Cornell Mayer

The Naval Research Laboratory had the largest antenna and best radiometer in the country at microwaves in the 1950s. The parabolic mirror of the telescope was the most accurate large reflector in the world at 50 feet in diameter and accuracy to 3 cm wavelength. The telescope mount was not so good; it had no altitude and azimuth readouts. You could set the azimuth and altitude angles, and it would go to them and stop. I never understood why it was designed in this way rather than with readouts to tell you the pointing position.

We began work on the telescope about 1947 or 1948. Our group was then called the Radio Frequency Research Branch and worked on centimeter wave radar components for waves shorter than 10 centimeters. Dr. Hagen was in charge. He obtained the money and got the antenna put up. The deficiencies of the mount were not his fault, because he couldn't obtain enough money for a better mount.

To design the 3 centimeter wavelength radiometer, I started with the Dicke radiometer and modified it. I replaced the chopper wheel with a switch which could switch the receiver between a measurement of the sky temperature, using a horn antenna, and the signal. This design was made possible by BTL's Hogan invention of a microwave ferrite circulator that was nonreciprocal. It allowed us to make a measurement with the antenna that was independent of the impedance. Thus we no longer had the error which resulted when we had to disconnect the antenna from the receiver and point to a noise for source calibration, and then reconnect to the antenna, and gave much improved gain stability.

What happened was that Townes telephoned me, since I was the one who had made the radiometer and had access to the 50 foot reflector, and said he had a maser, and asked if they could come down and try it out on the antenna. The reaction in our group was uniformly positive. We thought that it would be wonderful to improve the sensitivity of our readings by the order of 10 or 12. But although we confirmed our earlier measurements, we didn't discover many new radio sources. It's not possible in reasonable time to scan the whole sky or even a large part with an 8' beam. There may be a few new sources in Alsop's results on planetary nebulae. They have never been published but should be in his thesis. We looked at lots of objects; not all of them panned out.

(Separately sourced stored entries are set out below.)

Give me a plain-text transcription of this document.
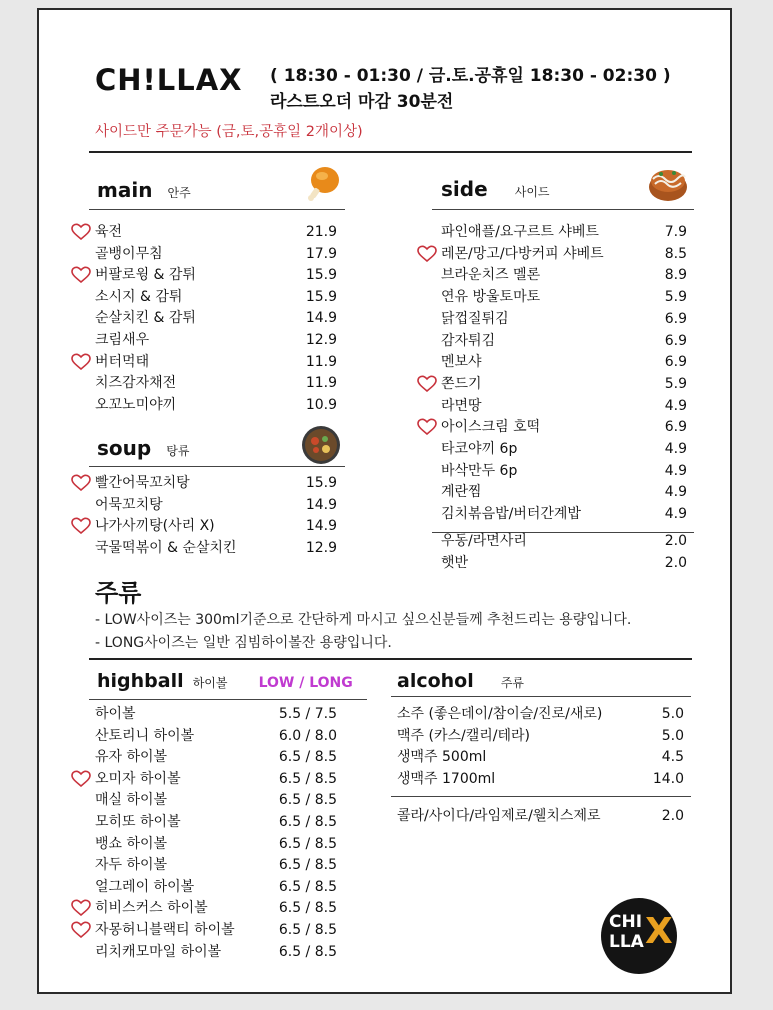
CH!LLAX ( 18:30 - 01:30 / 금.토.공휴일 18:30 - 02:30 )
라스트오더 마감 30분전
사이드만 주문가능 (금,토,공휴일 2개이상)
main 안주
육전	21.9
골뱅이무침	17.9
버팔로윙 & 감튀	15.9
소시지 & 감튀	15.9
순살치킨 & 감튀	14.9
크림새우	12.9
버터먹태	11.9
치즈감자채전	11.9
오꼬노미야끼	10.9
soup 탕류
빨간어묵꼬치탕	15.9
어묵꼬치탕	14.9
나가사끼탕(사리 X)	14.9
국물떡볶이 & 순살치킨	12.9
side 사이드
파인애플/요구르트 샤베트	7.9
레몬/망고/다방커피 샤베트	8.5
브라운치즈 멜론	8.9
연유 방울토마토	5.9
닭껍질튀김	6.9
감자튀김	6.9
멘보샤	6.9
쫀드기	5.9
라면땅	4.9
아이스크림 호떡	6.9
타코야끼 6p	4.9
바삭만두 6p	4.9
계란찜	4.9
김치볶음밥/버터간계밥	4.9
우동/라면사리	2.0
햇반	2.0
주류
- LOW사이즈는 300ml기준으로 간단하게 마시고 싶으신분들께 추천드리는 용량입니다.
- LONG사이즈는 일반 짐빔하이볼잔 용량입니다.
highball 하이볼 LOW / LONG
하이볼	5.5 / 7.5
산토리니 하이볼	6.0 / 8.0
유자 하이볼	6.5 / 8.5
오미자 하이볼	6.5 / 8.5
매실 하이볼	6.5 / 8.5
모히또 하이볼	6.5 / 8.5
뱅쇼 하이볼	6.5 / 8.5
자두 하이볼	6.5 / 8.5
얼그레이 하이볼	6.5 / 8.5
히비스커스 하이볼	6.5 / 8.5
자몽허니블랙티 하이볼	6.5 / 8.5
리치캐모마일 하이볼	6.5 / 8.5
alcohol 주류
소주 (좋은데이/참이슬/진로/새로)	5.0
맥주 (카스/캘리/테라)	5.0
생맥주 500ml	4.5
생맥주 1700ml	14.0
콜라/사이다/라임제로/웰치스제로	2.0
CHI
LLA X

One of the principal difficulties of masers was the effort and money involved in their use. The cost of the helium, for example, was not negligible. We paid, as I recollect, $8 to $10 per liter. The principal trouble was probably that masers were difficult to engineer. The earliest were not as stable as one would desire. Several years of intensive engineering work would have helped. There were many complications due to the use of liquid helium on a large antenna 60 or 70 feet in the air.

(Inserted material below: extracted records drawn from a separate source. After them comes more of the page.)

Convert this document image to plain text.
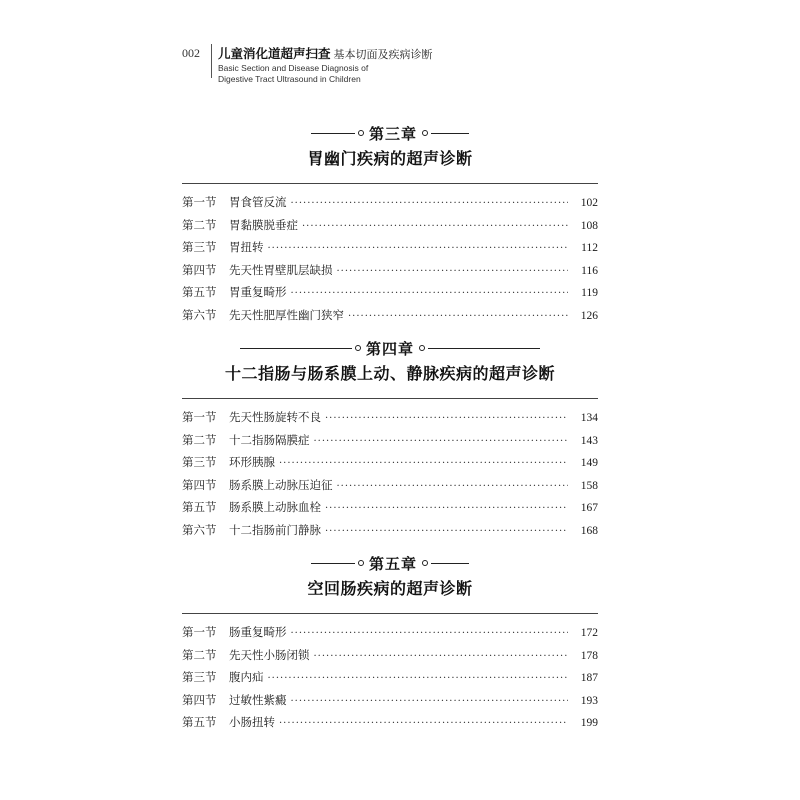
002 儿童消化道超声扫查 基本切面及疾病诊断
Basic Section and Disease Diagnosis of
Digestive Tract Ultrasound in Children
第三章
胃幽门疾病的超声诊断
第一节	胃食管反流 ·····	102
第二节	胃黏膜脱垂症 ·····	108
第三节	胃扭转 ·····	112
第四节	先天性胃壁肌层缺损 ·····	116
第五节	胃重复畸形 ·····	119
第六节	先天性肥厚性幽门狭窄 ·····	126
第四章
十二指肠与肠系膜上动、静脉疾病的超声诊断
第一节	先天性肠旋转不良 ·····	134
第二节	十二指肠隔膜症 ·····	143
第三节	环形胰腺 ·····	149
第四节	肠系膜上动脉压迫征 ·····	158
第五节	肠系膜上动脉血栓 ·····	167
第六节	十二指肠前门静脉 ·····	168
第五章
空回肠疾病的超声诊断
第一节	肠重复畸形 ·····	172
第二节	先天性小肠闭锁 ·····	178
第三节	腹内疝 ·····	187
第四节	过敏性紫癜 ·····	193
第五节	小肠扭转 ·····	199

Parametric amplifiers were embraced by most radio astronomers because they got rid of a lot of the complications, like liquid helium. They were cheaper, though not cheap by any means. But they didn't work very well; one problem was getting good diodes and another was the instability of amplification. It was a technology that was not well in hand. Sometimes someone would luck out and get a good diode, and get good results. The Australians did. We tried a half dozen times with different parametric amplifiers and gave up.

Our work with masers didn't have any influence on the radar people. They ignored us, as did the majority of people at the laboratory. We did, ourselves, do some applied work, but I would estimate 99% of our work at the time was on radio astronomy. Ben Yaplee, who worked on moon radar, tried to put a maser in radar, as a member of our group. He got hold of a Hughes maser, which worked quite well.

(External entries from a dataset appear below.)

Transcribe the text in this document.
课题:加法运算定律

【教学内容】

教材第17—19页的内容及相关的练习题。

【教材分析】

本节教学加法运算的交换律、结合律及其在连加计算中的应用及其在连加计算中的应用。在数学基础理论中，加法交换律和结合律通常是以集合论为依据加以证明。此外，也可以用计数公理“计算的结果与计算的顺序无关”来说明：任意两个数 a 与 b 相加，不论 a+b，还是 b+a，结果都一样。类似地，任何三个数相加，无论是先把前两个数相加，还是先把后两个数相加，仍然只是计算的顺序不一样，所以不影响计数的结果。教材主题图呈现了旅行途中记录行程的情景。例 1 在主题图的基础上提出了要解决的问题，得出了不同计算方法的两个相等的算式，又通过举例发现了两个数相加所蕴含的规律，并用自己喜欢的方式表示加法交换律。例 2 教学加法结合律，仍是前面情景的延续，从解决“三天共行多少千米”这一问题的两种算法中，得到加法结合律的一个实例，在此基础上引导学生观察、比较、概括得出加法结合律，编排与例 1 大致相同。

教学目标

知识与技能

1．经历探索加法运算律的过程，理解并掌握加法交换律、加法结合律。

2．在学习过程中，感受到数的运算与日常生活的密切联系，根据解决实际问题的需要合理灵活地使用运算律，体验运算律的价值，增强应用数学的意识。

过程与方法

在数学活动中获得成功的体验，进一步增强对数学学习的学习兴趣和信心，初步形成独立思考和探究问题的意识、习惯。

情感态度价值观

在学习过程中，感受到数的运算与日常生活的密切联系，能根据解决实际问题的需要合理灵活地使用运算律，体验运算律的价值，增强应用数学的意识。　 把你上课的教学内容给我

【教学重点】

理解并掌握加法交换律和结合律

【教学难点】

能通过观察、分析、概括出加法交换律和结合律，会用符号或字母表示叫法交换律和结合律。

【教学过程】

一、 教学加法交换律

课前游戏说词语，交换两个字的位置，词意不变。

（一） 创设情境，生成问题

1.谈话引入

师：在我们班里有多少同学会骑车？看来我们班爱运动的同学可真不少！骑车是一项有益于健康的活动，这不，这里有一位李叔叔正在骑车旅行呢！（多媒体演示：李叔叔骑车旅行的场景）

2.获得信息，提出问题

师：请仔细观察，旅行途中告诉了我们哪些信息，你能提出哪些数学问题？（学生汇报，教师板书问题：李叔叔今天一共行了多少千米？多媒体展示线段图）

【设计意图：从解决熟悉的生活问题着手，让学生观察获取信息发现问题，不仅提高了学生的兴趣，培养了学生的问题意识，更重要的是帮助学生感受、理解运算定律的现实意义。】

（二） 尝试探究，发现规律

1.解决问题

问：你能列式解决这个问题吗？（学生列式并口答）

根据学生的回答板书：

We did follow up on the maser work. We didn't have the people, the time, or the expertise ourselves but worked with Prof. Townes' students. To put it another way, we had many other things to do with our radiometer. In all, we had on one or another of our telescopes the 3 cm. maser of Giordmaine et al., a 21 cm. maser of Arno Penzias, and a 9.4 cm one built by Bill Rose, now at Maryland. Each of these people did their thesis work on our radio telescopes, which served in this way as a resource for other laboratories, like a large accelerator, although in our case, the arrangements were all informal. The 21 cm. and 9.4 cm. masers were used with the 84' telescope at Maryland Point, 45 miles south down the Potomac. Yaplee's maser was eventually inherited by us, but we never bothered to fix it up because its radar frequency differed from the frequencies we were using, and we encountered radar interference at this frequency.

After Prof. Townes went from MIT to Berkeley, Al Cheung of U Cal Berkeley tried to make masers at the water line, 1.25 cm. and he brought several of them to our laboratory. There were used in conjunction with another telescope, our 85' antenna. He and our people tried hard to make them work, but not with completely gratifying results.

In about 1980, JPL spent a lot of resources on a well-engineered maser at the water line frequency, and got one that was very stable. They used it at both that frequency and, I believe, as an intermediate frequency amplifier. These had broader bands than the narrow cavity masers we used, a few hundred megahertz as against our 30-50 megahertz. JPL used them successfully on their Goldstone antenna and their installations in Spain and elsewhere to track vehicles traveling in deep space, and the National Radio Astronomy Observatory made copies which worked well, I believe.